What is contentment? More importantly, why is contentment so hard for us to grasp in our culture today? Here’s what the apostle Paul said about it. In Philippians 4:11-13, he says, “I have learned to be content whatever the circumstances. I know what it is to be in need, and I know what it is to have plenty. I have learned the secret of being content in any and every situation, whether well fed or hungry, whether living in plenty or in want. I can do everything through him who gives me strength.” As I read through this verse, I see that Paul understood that we have no real control over the past or the future. The only period of time that we can physically live within, exist within, is the present. And our present situations of life can only be filled with peace through a complete surrender to God.

Basically, for Paul, it came down to a very simple concept: “I can do everything through him who gives me strength.” He reaffirms this in his first letter to Timothy. In 1 Timothy 6:6-8, Paul again links the secret of contentment to God. “But godliness with contentment is great gain.” He then goes on to show us that our physical possessions have nothing to do with contentment. “For we brought nothing into the world, and we take nothing out of it. But if we have food and clothing, we will be content with that.” Now, how many of us are content with those basic necessities of life?

Dale Carnagie once said that we should live life in “Day Tight Compartments”. He compares the past and present to the “air tight” doors of a ship that keep water from spreading in case of a sudden breach in the hull.
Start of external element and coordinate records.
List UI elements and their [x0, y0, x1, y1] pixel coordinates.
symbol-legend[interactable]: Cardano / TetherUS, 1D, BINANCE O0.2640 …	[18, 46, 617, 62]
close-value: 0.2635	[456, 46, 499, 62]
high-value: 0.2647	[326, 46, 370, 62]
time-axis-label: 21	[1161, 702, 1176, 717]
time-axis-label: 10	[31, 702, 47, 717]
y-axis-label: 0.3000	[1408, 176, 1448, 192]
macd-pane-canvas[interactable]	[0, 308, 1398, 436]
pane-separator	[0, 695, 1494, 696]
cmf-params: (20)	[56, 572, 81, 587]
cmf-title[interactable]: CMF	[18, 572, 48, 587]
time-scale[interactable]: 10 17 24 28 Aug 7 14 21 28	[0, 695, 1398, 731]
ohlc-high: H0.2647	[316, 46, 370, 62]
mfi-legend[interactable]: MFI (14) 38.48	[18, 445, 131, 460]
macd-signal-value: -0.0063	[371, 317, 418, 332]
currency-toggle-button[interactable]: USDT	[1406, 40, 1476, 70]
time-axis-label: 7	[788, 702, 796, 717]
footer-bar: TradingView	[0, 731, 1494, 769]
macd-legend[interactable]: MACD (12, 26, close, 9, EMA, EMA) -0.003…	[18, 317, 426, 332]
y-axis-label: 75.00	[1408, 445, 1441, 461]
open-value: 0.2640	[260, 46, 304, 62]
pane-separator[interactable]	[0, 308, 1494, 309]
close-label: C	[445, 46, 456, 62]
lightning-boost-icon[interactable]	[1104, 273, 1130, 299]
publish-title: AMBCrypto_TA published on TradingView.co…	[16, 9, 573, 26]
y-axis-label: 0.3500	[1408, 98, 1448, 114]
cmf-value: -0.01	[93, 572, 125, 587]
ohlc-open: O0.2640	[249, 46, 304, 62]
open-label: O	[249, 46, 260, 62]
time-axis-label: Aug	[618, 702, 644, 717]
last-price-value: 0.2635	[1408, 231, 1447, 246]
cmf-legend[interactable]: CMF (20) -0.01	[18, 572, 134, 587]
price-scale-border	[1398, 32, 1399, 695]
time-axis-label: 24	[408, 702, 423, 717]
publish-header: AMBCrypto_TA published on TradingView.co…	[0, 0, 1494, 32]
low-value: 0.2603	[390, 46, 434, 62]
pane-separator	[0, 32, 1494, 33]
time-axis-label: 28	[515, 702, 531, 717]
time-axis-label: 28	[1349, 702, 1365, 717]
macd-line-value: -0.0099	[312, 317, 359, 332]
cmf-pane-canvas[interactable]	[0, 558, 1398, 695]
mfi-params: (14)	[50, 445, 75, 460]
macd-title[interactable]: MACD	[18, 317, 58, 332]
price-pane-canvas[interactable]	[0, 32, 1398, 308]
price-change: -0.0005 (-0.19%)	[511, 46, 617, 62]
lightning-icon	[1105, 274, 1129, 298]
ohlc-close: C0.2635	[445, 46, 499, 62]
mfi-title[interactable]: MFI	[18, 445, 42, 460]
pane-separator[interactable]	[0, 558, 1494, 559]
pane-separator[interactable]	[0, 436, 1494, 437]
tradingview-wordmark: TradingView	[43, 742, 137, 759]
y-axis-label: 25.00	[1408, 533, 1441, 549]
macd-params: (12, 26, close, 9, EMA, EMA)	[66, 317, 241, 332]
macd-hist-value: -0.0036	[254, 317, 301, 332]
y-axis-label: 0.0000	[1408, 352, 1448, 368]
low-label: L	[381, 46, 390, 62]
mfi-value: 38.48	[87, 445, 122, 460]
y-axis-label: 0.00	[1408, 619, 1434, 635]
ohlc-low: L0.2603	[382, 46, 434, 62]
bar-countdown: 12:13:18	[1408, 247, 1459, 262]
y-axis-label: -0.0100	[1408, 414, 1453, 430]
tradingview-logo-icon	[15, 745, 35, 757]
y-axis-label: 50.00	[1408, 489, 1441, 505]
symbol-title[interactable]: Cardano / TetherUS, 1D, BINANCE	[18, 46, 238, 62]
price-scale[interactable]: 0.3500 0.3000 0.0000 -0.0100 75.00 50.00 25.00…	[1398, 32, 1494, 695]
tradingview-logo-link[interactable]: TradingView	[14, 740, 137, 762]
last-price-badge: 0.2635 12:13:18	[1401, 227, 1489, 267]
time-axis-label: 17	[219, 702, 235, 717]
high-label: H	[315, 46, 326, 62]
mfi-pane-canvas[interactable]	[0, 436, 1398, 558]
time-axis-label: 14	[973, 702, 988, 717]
He urges us to live each day in such a way that both the doors to the past and future remain shut and “day tight”. I believe that this is the essence of what the Paul was trying to get across in these verses. Paul had once lived life only for himself and knew of the dangers of being controlled by possessions. He had experienced life with much, and experienced life with nothing, and I believe that he is urging us to find a healthy medium between the two. Even if we are blessed with much, we can always want more, or convince ourselves that we need more. True contentment comes when we learn to accept the blessings that God has given us from one day to the next.

Paul says in Philippians 3:13-14 that he is, “forgetting what lies behind”. This is hard for me to grasp because I am a rather nostalgic person by nature. One of the last things I tend to do is “forget what lies behind.” I love reveling in a memory to the point that I’m transformed back in time. I can hear the sounds and voices. See the faces. So, what is Paul he getting at?

Can't our past bring forth good memories and enhance our contentment for today? Or can positive memories from our past cause us problems or conflict, because they create a false expectation of what things “should” be like? Do we put too much emphasis on what has been, and not allow God to have control of our here and now and transform us in the present? Do we not only put the bad behind us, but to some extent, the good as well?

Now this doesn’t mean that we don’t hold great memories of the past, pictures, video, etc… But as we live in the present and create the ever changing reality that soon becomes our past, we don’t try and recreate the past by what used to be, or who you used to be. God longs to transform is in the here and now. God cannot, and does not transform our yesterday. While He is in control of our tomorrow, the last thing He wants us to do is absorb ourselves in worry of tomorrow. True contentment comes when we learn to live within the reality of today and embrace the fact that this is the only reality over which we have control.